Conhecidas são as Cartas Inéditas de Carlota Joaquina, editadas por Francisca Nogueira de Azevedo. Ali, não há vislumbre de loucura, de desequilíbrio nem qualquer palavra que indicie o estendal de imundície que logo se instituiria.

Tratando-se de uma das principais protagonistas da intriga política que culminaria com a invasão de Portugal e Guerra Civil entre legitimistas e pedristas, sempre me questionei sobre o lugar e o papel de Carlota Joaquina nesse crisol de ódios caseiros [inspirados e pagos de fora] e que culminou com a instauração de uma nova ordem política na década de 1830. Não, uma figura insignificante, medíocre e torpe não poderia ter alcançado o lugar que Carlota Joaquina ocupou ao longo de quase duas décadas. O ódio contra ela foi crescendo, atingindo culminâncias após a sua morte e continuando a acastelar-se de anedotas e piadas ao longo de um século - vide de Francisco de Assis Cintra, Os Escândalos de Carlota Joaquina, 1934; vide Laurentino Gomes, 1808: como uma rainha louca, um príncipe medroso e uma corte corrupta enganaram Napoleão e mudaram a História de Portugal e do Brasil, Rio de Janeiro, Planeta, 2007 - a tal ponto que se converteu em anexim do partido derrotado. O século XIX foi particularmente cruel com as mulheres - que haviam dominado o século XVIII - e a ordem burguesa triunfante tratou de as reduzir a mínimos de visibilidade, inteligência e importância, pelo que Carlota Joaquina - por ser mulher, por ser política, por ser tenaz e, também, por ser espanhola - reuniu o complexo de medos e preconceitos de uma nova sociedade.

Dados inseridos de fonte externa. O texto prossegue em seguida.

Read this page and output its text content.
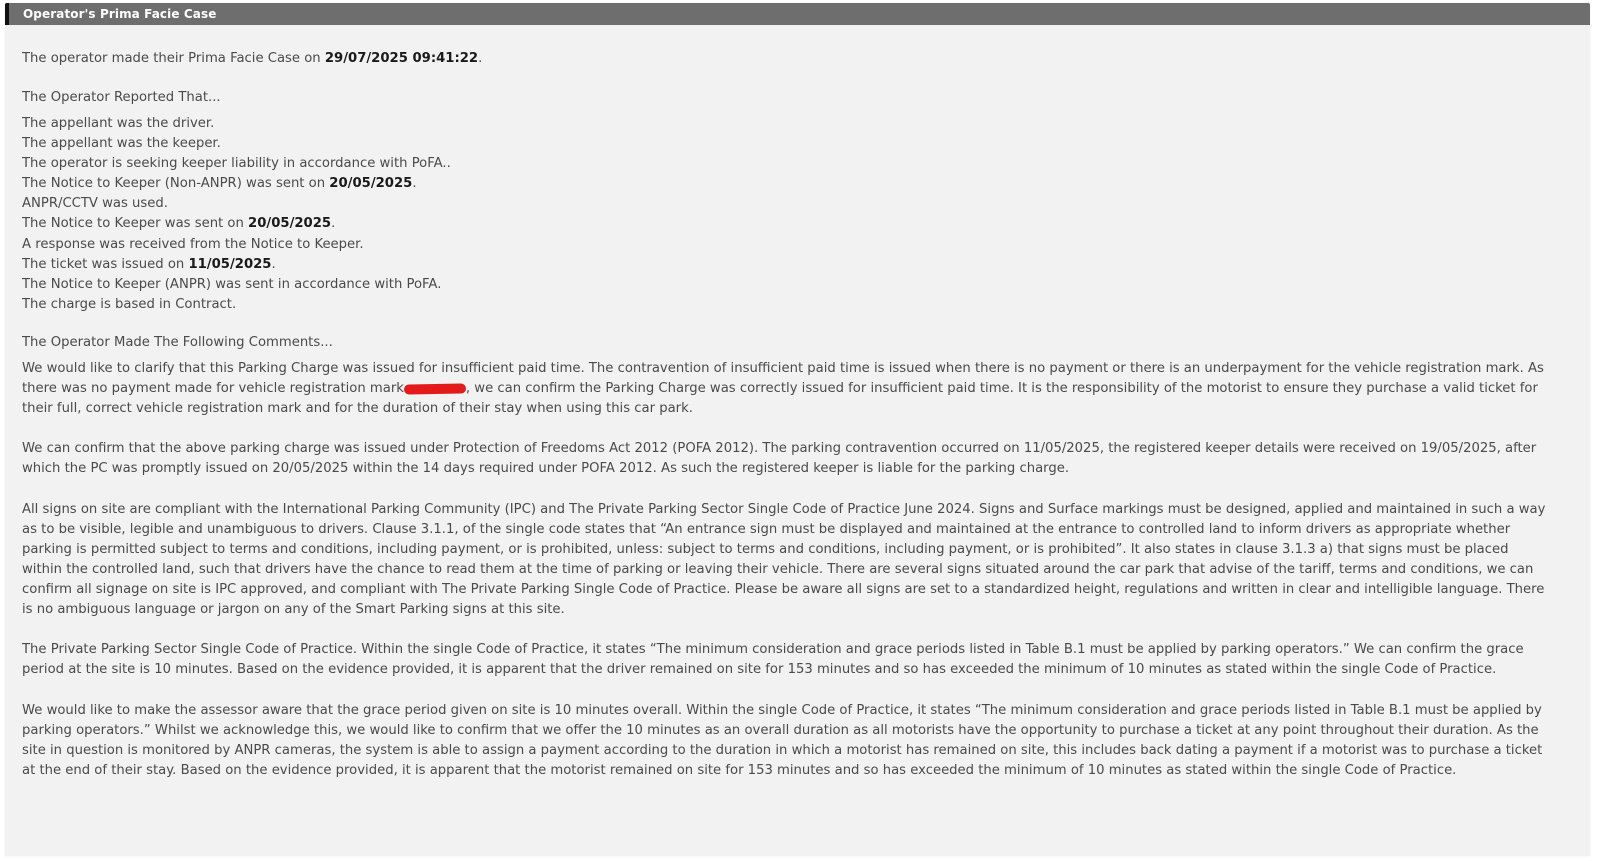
Operator's Prima Facie Case
The operator made their Prima Facie Case on 29/07/2025 09:41:22.
The Operator Reported That...
The appellant was the driver.
The appellant was the keeper.
The operator is seeking keeper liability in accordance with PoFA..
The Notice to Keeper (Non-ANPR) was sent on 20/05/2025.
ANPR/CCTV was used.
The Notice to Keeper was sent on 20/05/2025.
A response was received from the Notice to Keeper.
The ticket was issued on 11/05/2025.
The Notice to Keeper (ANPR) was sent in accordance with PoFA.
The charge is based in Contract.
The Operator Made The Following Comments...

We would like to clarify that this Parking Charge was issued for insufficient paid time. The contravention of insufficient paid time is issued when there is no payment or there is an underpayment for the vehicle registration mark. As there was no payment made for vehicle registration mark	, we can confirm the Parking Charge was correctly issued for insufficient paid time. It is the responsibility of the motorist to ensure they purchase a valid ticket for their full, correct vehicle registration mark and for the duration of their stay when using this car park.

We can confirm that the above parking charge was issued under Protection of Freedoms Act 2012 (POFA 2012). The parking contravention occurred on 11/05/2025, the registered keeper details were received on 19/05/2025, after which the PC was promptly issued on 20/05/2025 within the 14 days required under POFA 2012. As such the registered keeper is liable for the parking charge.

All signs on site are compliant with the International Parking Community (IPC) and The Private Parking Sector Single Code of Practice June 2024. Signs and Surface markings must be designed, applied and maintained in such a way as to be visible, legible and unambiguous to drivers. Clause 3.1.1, of the single code states that “An entrance sign must be displayed and maintained at the entrance to controlled land to inform drivers as appropriate whether parking is permitted subject to terms and conditions, including payment, or is prohibited, unless: subject to terms and conditions, including payment, or is prohibited”. It also states in clause 3.1.3 a) that signs must be placed within the controlled land, such that drivers have the chance to read them at the time of parking or leaving their vehicle. There are several signs situated around the car park that advise of the tariff, terms and conditions, we can confirm all signage on site is IPC approved, and compliant with The Private Parking Single Code of Practice. Please be aware all signs are set to a standardized height, regulations and written in clear and intelligible language. There is no ambiguous language or jargon on any of the Smart Parking signs at this site.

The Private Parking Sector Single Code of Practice. Within the single Code of Practice, it states “The minimum consideration and grace periods listed in Table B.1 must be applied by parking operators.” We can confirm the grace period at the site is 10 minutes. Based on the evidence provided, it is apparent that the driver remained on site for 153 minutes and so has exceeded the minimum of 10 minutes as stated within the single Code of Practice.

We would like to make the assessor aware that the grace period given on site is 10 minutes overall. Within the single Code of Practice, it states “The minimum consideration and grace periods listed in Table B.1 must be applied by parking operators.” Whilst we acknowledge this, we would like to confirm that we offer the 10 minutes as an overall duration as all motorists have the opportunity to purchase a ticket at any point throughout their duration. As the site in question is monitored by ANPR cameras, the system is able to assign a payment according to the duration in which a motorist has remained on site, this includes back dating a payment if a motorist was to purchase a ticket at the end of their stay. Based on the evidence provided, it is apparent that the motorist remained on site for 153 minutes and so has exceeded the minimum of 10 minutes as stated within the single Code of Practice.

A lenda negra de Carlota Joaquina tem por promotor um tal Jose Prezas, aventureiro espanhol que em 1808 se insinuou junto da Corte e passou a ocupar funções de secretariado da então Princesa Real no Rio de Janeiro. Tratava Prezas de todas as matérias atinentes à relação de Carlota Joaquina com a agitada vida da corte espanhola, num momento em que se iniciava em Espanha - por força da aliança com Napoleão, logo transformada em ocupação francesa - uma sangrenta luta pelo poder. Carlota Joaquina tinha ambições e estava decidida a jogar toda a sua capacidade na ocupação da regência espanhola. Era uma ardente defensora a ordem antiga, mas temperada pela leitura e alguma curiosidade pelo Iluminismo católico. Ferozmente anti-revolucionária, não era contudo uma imobilista. Na sua correspondência evidencia-se a capacidade de procurar compreender o que estava em curso na Europa pós-1789, havendo até na sua correspondência curiosas notas e reflexões sobre a possibilidade de dominar o curso dos acontecimentos por meio de concessões negociadas com sectores aberturistas do Antigo Regime e com os homens de "ideias avançadas" (liberais). Não deixa, porém, de ser uma evidência que era uma fiel depositária de um conceito de ordem política centrada na Coroa, uma católica devota e uma inimiga declarada de forças obscuras cuja menção se nos afigura desnecessário referir. Ora, entre 1808 e 1812 (Cortes de Cádis), Prezas foi o confidente da Princesa Real. Em Cádis decidiu-se que a regência passaria para um orgão colegial - Conselho de Regência - e não para um Príncipe/ Princesa de sangue, pelo que Carlota Joaquina abandonou as suas pretensões. Prezas, subitamente desempregado, passou a exercer chantagem sobre a sua benfeitora, pedindo-lhe uma pensão por serviços prestados. Carlota Joaquina sacudiu a criatura, não temeu as ameaças. De secretário, Prezas transformou-se em inimigo e partiu, convertendo-se em apóstolo das "novas ideias", coisa não rara noutros momentos da história, quando rancores, ódios, invejas comezinhas se coroam de princípios para melhor se justificarem. Assim foi com Junqueiro contra D. Carlos e até com Herculano contra o Portugal Antigo.

A obrazinha de Prezas seria publicada em França em 1827 (Memorias secretas de la Princeza del Brazil) pelo editor Carlos Lavalle e Sobrinho. Brest era, na França que antecedeu a Revolução de Julho (1830), um viveiro de imprensa anti-monárquica. A edição das Memórias Secretas - correspondência apócrifa do punho de Prezas - transformou-se num dos estandartes dos "exilados". Paga por Mendizábal, foi acolhida com grande júbilo. Não se compreende como D. Pedro, filho de Carlota Joaquina, pôde dar assentimento a tal repugnante ultraje à memória da sua mãe, entretanto já falecida. Como sempre digo a um bom amigo, a política é coisa perigosa como repugnante - um Minotauro sem alma e sem princípios - mas há limites para a indecência.